These planning pages (circa 1999) are kept here for reference. The ongoing project is now here.


No single design for such a community or technology will please everyone, or even many people. Nor would a single design be likely to survive. So the project will gather information and develop tools and processes that all fit together conceptually like Tinkertoys or Legos.

The recipes database will consist of primarily macro and micro manufacturing technology. It may also include some information applicable to nanotechnology manufacturing (such as the atomic composition of products, or ways to combine nanosynthesized components). The database will include information about patented processes with an eye towards the future when such patents have expired and can be freely used in space habitat construction.

In addition to the recipes database, a cross-platform simulator will be developed that will allow users to select recipes from the database and simulate an arbitrary technological infrastructure, such as one based primarily on extruded plastics (with feedstock derived from corn or algae). It will also be possible to print detailed reports on such infrastructures.

The simulation will be able to be used in a scenario mode in which simulated settlers are provided for by the users' actions. Several users may collaborate while the simulation runs to support the settlers by building a web of manufacturing processes selected from the recipes database. The goal of the scenario will be to construct a schematic connecting the resources of the solar system (sun, moons, asteroids, comets, etc.) to the web of manufacturing processes in order to deliver manufactured goods to the settlers. The simulation will evaluate the sustainability of the users' choices based on time constants (for example, time to depletion of air, water, or a critical material or tool). This will create an intrinsic motivation to explore the database as well as to contribute to it.

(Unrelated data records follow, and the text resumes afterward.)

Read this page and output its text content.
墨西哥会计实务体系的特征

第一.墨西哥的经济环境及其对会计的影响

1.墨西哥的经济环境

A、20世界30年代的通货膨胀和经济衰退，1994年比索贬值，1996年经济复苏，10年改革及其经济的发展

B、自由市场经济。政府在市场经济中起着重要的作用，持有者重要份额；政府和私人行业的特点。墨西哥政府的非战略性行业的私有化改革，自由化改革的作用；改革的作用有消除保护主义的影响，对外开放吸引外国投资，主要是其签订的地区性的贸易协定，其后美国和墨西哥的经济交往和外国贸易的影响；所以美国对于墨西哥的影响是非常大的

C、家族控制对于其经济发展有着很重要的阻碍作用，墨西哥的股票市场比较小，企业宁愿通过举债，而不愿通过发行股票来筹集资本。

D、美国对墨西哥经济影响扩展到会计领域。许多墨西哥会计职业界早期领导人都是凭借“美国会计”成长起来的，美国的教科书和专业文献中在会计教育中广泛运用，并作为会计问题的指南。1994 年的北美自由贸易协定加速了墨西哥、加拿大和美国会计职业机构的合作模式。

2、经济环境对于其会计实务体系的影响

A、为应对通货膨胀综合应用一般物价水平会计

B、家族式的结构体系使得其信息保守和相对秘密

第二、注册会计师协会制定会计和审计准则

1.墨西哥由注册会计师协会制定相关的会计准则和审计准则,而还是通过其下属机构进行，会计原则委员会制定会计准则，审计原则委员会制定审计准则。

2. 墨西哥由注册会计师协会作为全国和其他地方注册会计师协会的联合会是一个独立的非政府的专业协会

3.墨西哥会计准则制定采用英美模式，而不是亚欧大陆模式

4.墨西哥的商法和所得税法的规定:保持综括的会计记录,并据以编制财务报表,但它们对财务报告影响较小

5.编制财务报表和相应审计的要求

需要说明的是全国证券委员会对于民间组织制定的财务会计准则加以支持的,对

Eventually, various design and simulation tools will be created to assemble and organize this information in order to design communities with various levels of self reliance (given specific inputs of energy, raw materials, and manufactured goods). The software will also help to determine the minimal amount of technology needed to create these various communities and infrastructures (as a "seed" factory deployed onto in-situ resources such as an asteroid). At some point ten to forty years in the future, seed factory designs created using this database and simulator will be created and launched at near-earth asteroids to bootstrap space settlements.